I know some things I want and some things I definitely don't want. For instance, I want to continue to make decisions and define the strategy for the work I'm doing, and I don't want someone hired over me to manage it instead (not that I think that would happen). I want to be a people manager for a small team because, ironically, I do like helping people with their career development—and also I don't want to lead a cross-functional team or be a generalist again. I want to be in a position where I still get to do the work and not just oversee. I never want to have to make a major budget decision.

While I'm certainly capable of all of the things I don't want to do—I just don't want to do them. Time feels extra precious. I don't want to spend mine that way.

In some ways, it feels like the easier option would be to lie. To look at upward mobility and be like, "yep, that's for me" through gritted teeth, because maybe the conversations would be over faster and be so much easier since it feels like that's the expected answer.
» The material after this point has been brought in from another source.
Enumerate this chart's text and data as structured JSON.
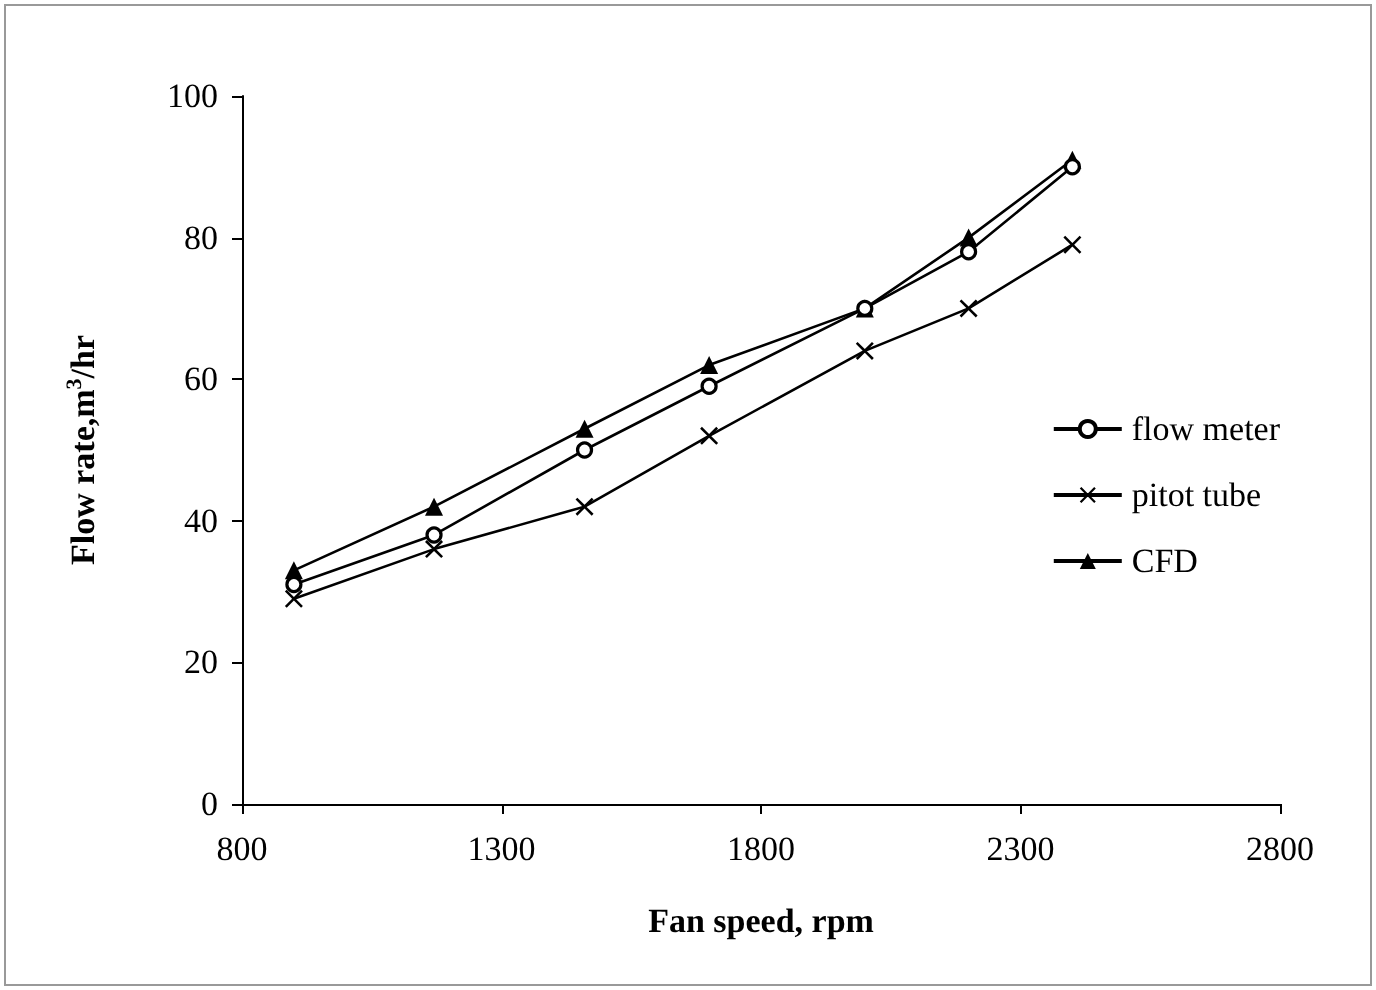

But what if that actually happened? What if I woke up one day as a director of marketing again and had like eight direct reports and had to spend my day advocating for my team's budget or something like that? No thanks.

I also know myself better and know that that kind of lie—the kind that deals with who I am and what I want—that's not me. I know that I'm a vulnerable person, even if it's scary as fuck. And so I'm approaching these conversations with clunky and nervous honesty. I'm allowing space for myself to not know all of the answers. I'm figuring it out as I go along.

And the next time I'm asked the hardest question, I'll tell the truth.

Where do I see myself in five years? I don't know that I do.